Do you teach children’s yoga? Here are some tips to consider while you teach.
- Keep an open mind and be flexible. Lesson plans are terrific for staying focused but sometimes they don’t go as planned. Let go of expectations and spend time reflecting after your class to see what went well and what could shift.
- Listen to the children. Some of the best games and breath we have learned has been through them! They know what is fun and what feels good, so allow them to teach you too.
- Know what you need. If you are feeling sore because you just climbed a 14er the day before, then take it easy. Don’t teach a pose that you don’t feel comfortable doing yourself. You get to create a class that makes sense for the kids and yourself. Take care of YOU.
- Have fun! Kids yoga should be a good time for everyone!
- Create a theme that speaks to your audience. Each teacher will have a different purpose or intention for her or his class. This is beautiful, because everyone has a different inspiration for why they want to bring the gift of yoga to children. Julie’s is to give them tools for self empowerment and stress relief, because she had anxiety as a child. If you have something that speaks to you, speak your truth and share.

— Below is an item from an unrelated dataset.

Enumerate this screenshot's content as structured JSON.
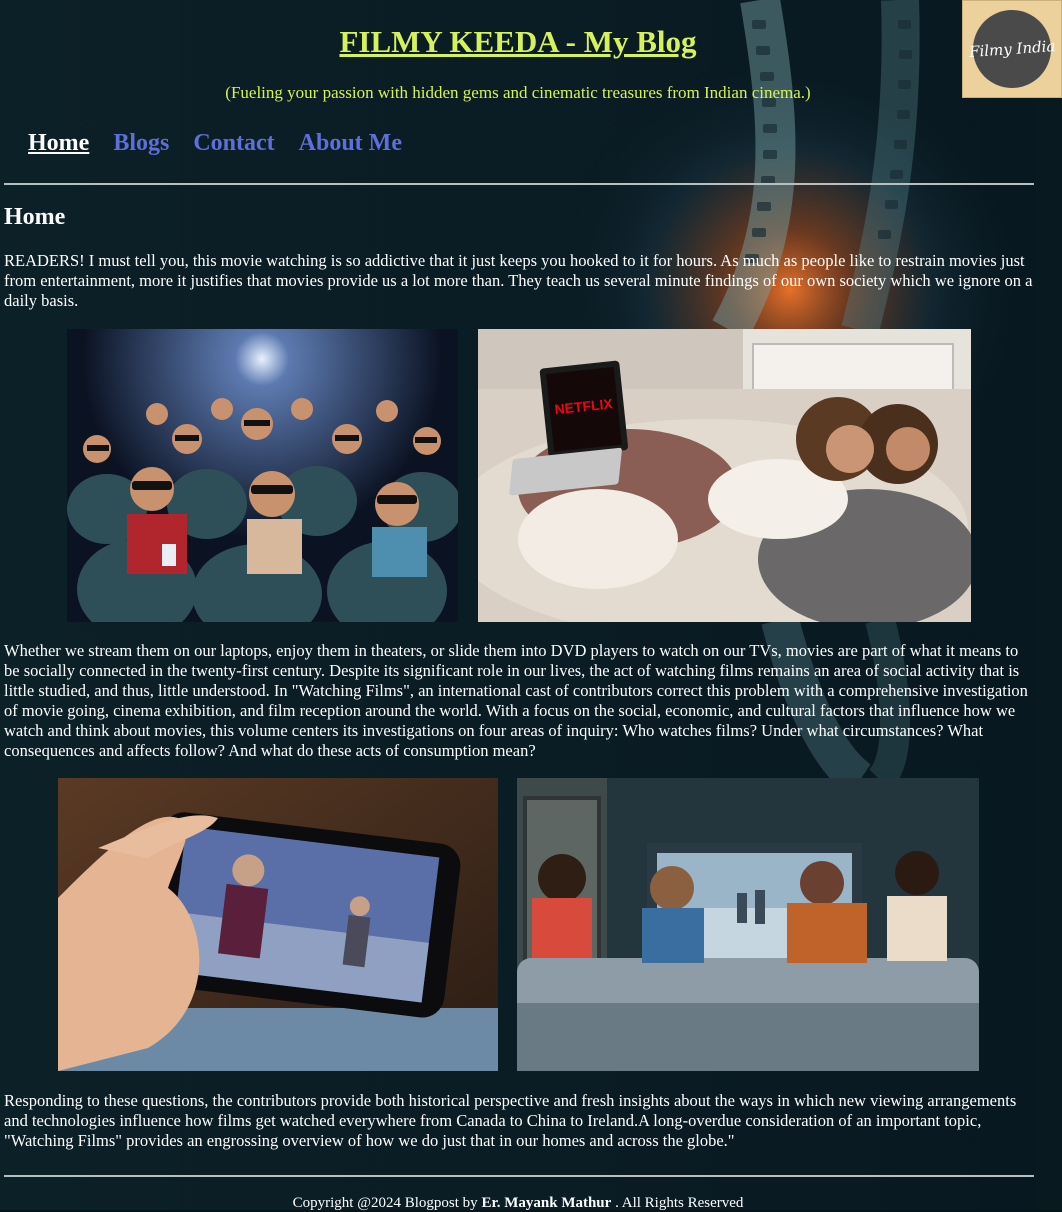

- Make sure all the kids feel included and never feel left out. If someone is mean or you notice someone having unpleasant words or actions, then remind them about peaceful thoughts, words and actions and perhaps visit your agreements for class.
- The children are the most important part of class. Be mindful of educating the Whole Child— All students are in an environment that is physically and emotionally safe. You are there to hold space and provide an environment where your students can feel comfortable to be their authentic selves.
- Treat each student with kindness and respect.
- Have a practice of your own so you can authentically teach these tools.
- Know your audience. You will want to teach preschoolers different than 5th graders– Be mindful of your delivery to each age group. If you have a group who have experienced trauma or who have special needs, a specific training may be needed in order to effectively serve this population.